Jason M. Taylor | Traub Lieberman Straus & Shrewsberry | February 25, 2019
In Auto-Owners Ins. Co. v. Cribb, 2019 WL 451555 (N.D. Ga. Feb. 5, 2019), the U.S. District Court for the Northern District of Georgia found that an insurer, Auto Owners, was estopped from denying coverage to two individual insureds under a commercial general liability policy issued to B.R. Mountain Homes, LLC. Specifically, the District Court held that a reservation of rights issued to the Named Insured was ineffective as to two individual defendant-insureds, who were not explicitly included in the original reservation of rights.
In the underlying action, B.R. Mountain Homes was sued by Jimmey Cribb for injuries suffered on a construction site. Cribb initially sued BR Mount Homes, but later amended his complaint to add claims against James Brian Thurman (“Thurman”) and Richard Scott Davis (“Davis”), who were officers and employees of B.R. Mountain Homes.
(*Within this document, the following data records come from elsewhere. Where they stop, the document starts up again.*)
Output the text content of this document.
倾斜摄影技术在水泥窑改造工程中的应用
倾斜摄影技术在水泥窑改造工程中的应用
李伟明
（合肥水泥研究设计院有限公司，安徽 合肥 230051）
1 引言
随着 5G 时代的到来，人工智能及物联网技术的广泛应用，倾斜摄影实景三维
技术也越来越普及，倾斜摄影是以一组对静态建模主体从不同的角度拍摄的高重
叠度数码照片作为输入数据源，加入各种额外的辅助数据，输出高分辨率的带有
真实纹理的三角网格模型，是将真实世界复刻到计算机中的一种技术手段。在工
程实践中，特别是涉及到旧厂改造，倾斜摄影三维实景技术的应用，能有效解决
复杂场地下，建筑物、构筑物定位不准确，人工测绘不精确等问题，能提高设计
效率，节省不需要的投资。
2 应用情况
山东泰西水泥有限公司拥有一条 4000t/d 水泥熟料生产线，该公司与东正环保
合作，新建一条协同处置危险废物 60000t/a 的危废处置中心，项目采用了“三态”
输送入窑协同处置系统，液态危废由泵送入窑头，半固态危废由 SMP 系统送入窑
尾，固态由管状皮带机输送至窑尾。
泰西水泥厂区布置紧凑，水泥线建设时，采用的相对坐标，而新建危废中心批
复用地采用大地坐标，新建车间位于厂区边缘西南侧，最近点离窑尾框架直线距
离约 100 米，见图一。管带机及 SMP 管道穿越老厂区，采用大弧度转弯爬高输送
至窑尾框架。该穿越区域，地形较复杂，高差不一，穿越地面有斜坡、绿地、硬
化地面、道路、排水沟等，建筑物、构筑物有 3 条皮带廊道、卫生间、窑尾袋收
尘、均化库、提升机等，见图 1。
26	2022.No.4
Auto-Owners agreed to defend BR Mountain Homes under a reservation of rights issued and addressed to BR Mountain Homes, and retained defense counsel to file an answer on behalf of the company. When the complaint was amended to add Thurman and Davis as parties, defense counsel filed an answer on their behalf and began defending the individuals. Auto-Owners, however, did not immediately issue any coverage position letter or reservation of rights to the individuals, who were identified as “Insureds” on the policy. Ultimately, Auto-Owners filed a declaratory judgment action seeking a coverage determination with respect to several policy exclusions and “late notice” of an occurrence under the policy.
In the coverage action, the insureds argued that Auto-Owners was estopped from denying coverage to Thurman and Davis due to its failure to effectively reserve rights before providing Thurman and Davis with a defense. The District Court agreed. According to the court, an insurer that defends an insured in the absence of an express and specific reservation of rights to deny coverage is estopped from later denying coverage.
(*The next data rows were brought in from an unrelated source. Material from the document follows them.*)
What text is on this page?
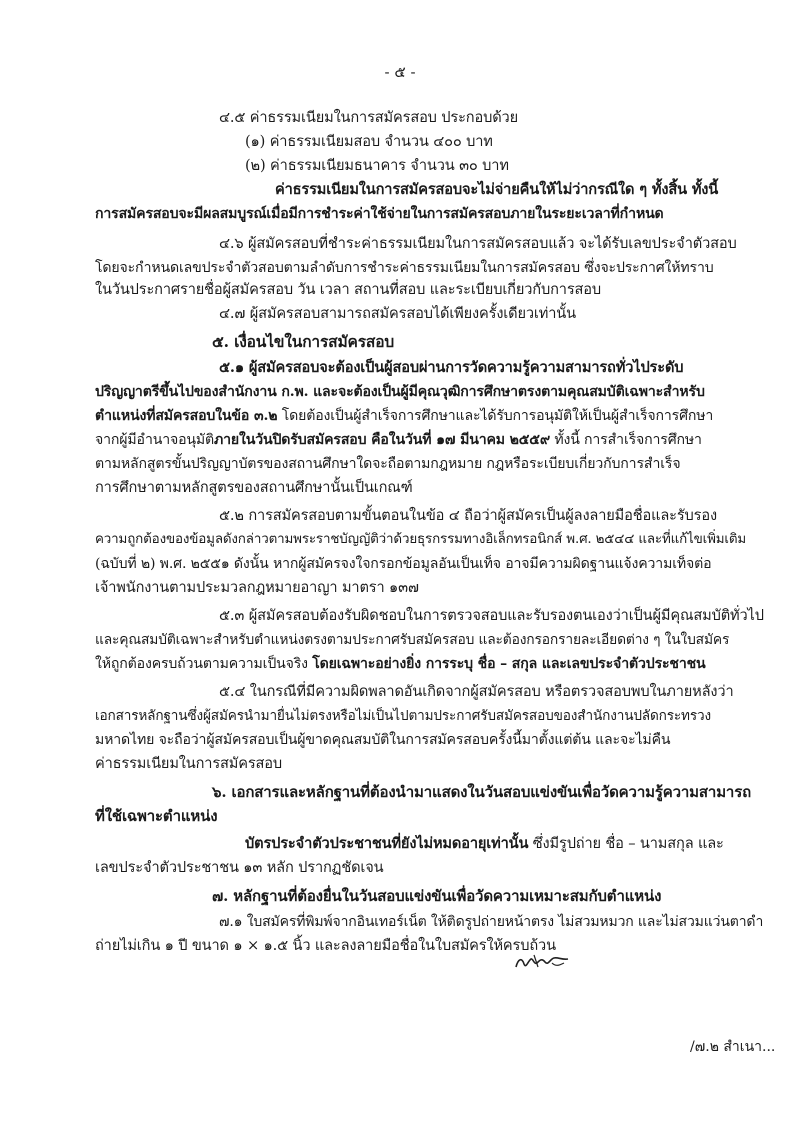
- ๕ -
๔.๕ ค่าธรรมเนียมในการสมัครสอบ ประกอบด้วย
(๑) ค่าธรรมเนียมสอบ จำนวน ๔๐๐ บาท
(๒) ค่าธรรมเนียมธนาคาร จำนวน ๓๐ บาท
ค่าธรรมเนียมในการสมัครสอบจะไม่จ่ายคืนให้ไม่ว่ากรณีใด ๆ ทั้งสิ้น ทั้งนี้
การสมัครสอบจะมีผลสมบูรณ์เมื่อมีการชำระค่าใช้จ่ายในการสมัครสอบภายในระยะเวลาที่กำหนด
๔.๖ ผู้สมัครสอบที่ชำระค่าธรรมเนียมในการสมัครสอบแล้ว จะได้รับเลขประจำตัวสอบ
โดยจะกำหนดเลขประจำตัวสอบตามลำดับการชำระค่าธรรมเนียมในการสมัครสอบ ซึ่งจะประกาศให้ทราบ
ในวันประกาศรายชื่อผู้สมัครสอบ วัน เวลา สถานที่สอบ และระเบียบเกี่ยวกับการสอบ
๔.๗ ผู้สมัครสอบสามารถสมัครสอบได้เพียงครั้งเดียวเท่านั้น
๕. เงื่อนไขในการสมัครสอบ
๕.๑ ผู้สมัครสอบจะต้องเป็นผู้สอบผ่านการวัดความรู้ความสามารถทั่วไประดับ
ปริญญาตรีขึ้นไปของสำนักงาน ก.พ. และจะต้องเป็นผู้มีคุณวุฒิการศึกษาตรงตามคุณสมบัติเฉพาะสำหรับ
ตำแหน่งที่สมัครสอบในข้อ ๓.๒ โดยต้องเป็นผู้สำเร็จการศึกษาและได้รับการอนุมัติให้เป็นผู้สำเร็จการศึกษา
จากผู้มีอำนาจอนุมัติภายในวันปิดรับสมัครสอบ คือในวันที่ ๑๗ มีนาคม ๒๕๕๙ ทั้งนี้ การสำเร็จการศึกษา
ตามหลักสูตรขั้นปริญญาบัตรของสถานศึกษาใดจะถือตามกฎหมาย กฎหรือระเบียบเกี่ยวกับการสำเร็จ
การศึกษาตามหลักสูตรของสถานศึกษานั้นเป็นเกณฑ์
๕.๒ การสมัครสอบตามขั้นตอนในข้อ ๔ ถือว่าผู้สมัครเป็นผู้ลงลายมือชื่อและรับรอง
ความถูกต้องของข้อมูลดังกล่าวตามพระราชบัญญัติว่าด้วยธุรกรรมทางอิเล็กทรอนิกส์ พ.ศ. ๒๕๔๔ และที่แก้ไขเพิ่มเติม
(ฉบับที่ ๒) พ.ศ. ๒๕๕๑ ดังนั้น หากผู้สมัครจงใจกรอกข้อมูลอันเป็นเท็จ อาจมีความผิดฐานแจ้งความเท็จต่อ
เจ้าพนักงานตามประมวลกฎหมายอาญา มาตรา ๑๓๗
๕.๓ ผู้สมัครสอบต้องรับผิดชอบในการตรวจสอบและรับรองตนเองว่าเป็นผู้มีคุณสมบัติทั่วไป
และคุณสมบัติเฉพาะสำหรับตำแหน่งตรงตามประกาศรับสมัครสอบ และต้องกรอกรายละเอียดต่าง ๆ ในใบสมัคร
ให้ถูกต้องครบถ้วนตามความเป็นจริง โดยเฉพาะอย่างยิ่ง การระบุ ชื่อ – สกุล และเลขประจำตัวประชาชน
๕.๔ ในกรณีที่มีความผิดพลาดอันเกิดจากผู้สมัครสอบ หรือตรวจสอบพบในภายหลังว่า
เอกสารหลักฐานซึ่งผู้สมัครนำมายื่นไม่ตรงหรือไม่เป็นไปตามประกาศรับสมัครสอบของสำนักงานปลัดกระทรวง
มหาดไทย จะถือว่าผู้สมัครสอบเป็นผู้ขาดคุณสมบัติในการสมัครสอบครั้งนี้มาตั้งแต่ต้น และจะไม่คืน
ค่าธรรมเนียมในการสมัครสอบ
๖. เอกสารและหลักฐานที่ต้องนำมาแสดงในวันสอบแข่งขันเพื่อวัดความรู้ความสามารถ
ที่ใช้เฉพาะตำแหน่ง
บัตรประจำตัวประชาชนที่ยังไม่หมดอายุเท่านั้น ซึ่งมีรูปถ่าย ชื่อ – นามสกุล และ
เลขประจำตัวประชาชน ๑๓ หลัก ปรากฏชัดเจน
๗. หลักฐานที่ต้องยื่นในวันสอบแข่งขันเพื่อวัดความเหมาะสมกับตำแหน่ง
๗.๑ ใบสมัครที่พิมพ์จากอินเทอร์เน็ต ให้ติดรูปถ่ายหน้าตรง ไม่สวมหมวก และไม่สวมแว่นตาดำ
ถ่ายไม่เกิน ๑ ปี ขนาด ๑ × ๑.๕ นิ้ว และลงลายมือชื่อในใบสมัครให้ครบถ้วน
/๗.๒ สำเนา...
The District Court noted that the policy was issued to “Insured: Brian Thurman & Richard Davis DBA BR Mountain Homes, LLC.” Per the language of the policy, each insured is treated separately for purposes of coverage, by way of the “separation of insureds” provision in the policy. The first reservation of rights letter was addressed to “BR Mountain Homes, LLC, Attn: Mr. Brian Thurman.” While Auto-Owners ultimately sent second and third reservation of rights letters to Thurman and Davis respectively, “c/o B.R. Mountain Homes, LLC,” they were not sent until months after Auto-Owners began defending the individuals. In addition, the first reservation letter was not addressed to Thurman or Davis individually and was sent before Thurman and Davis were ever sued by Cribb. Thus, the District Court concluded that the first reservation of rights letter was insufficient for the insurer to reserve its rights as to Thurman and Davis, and therefore, ineffective as to the individual insureds. Under the circumstances, the District Court held that Auto-Owners’ defense of Thurman and Davis in the absence of an effective reservation of rights served to estop Auto-Owners from denying coverage to the them, regardless of the merits of Auto-Owners’ coverage defenses.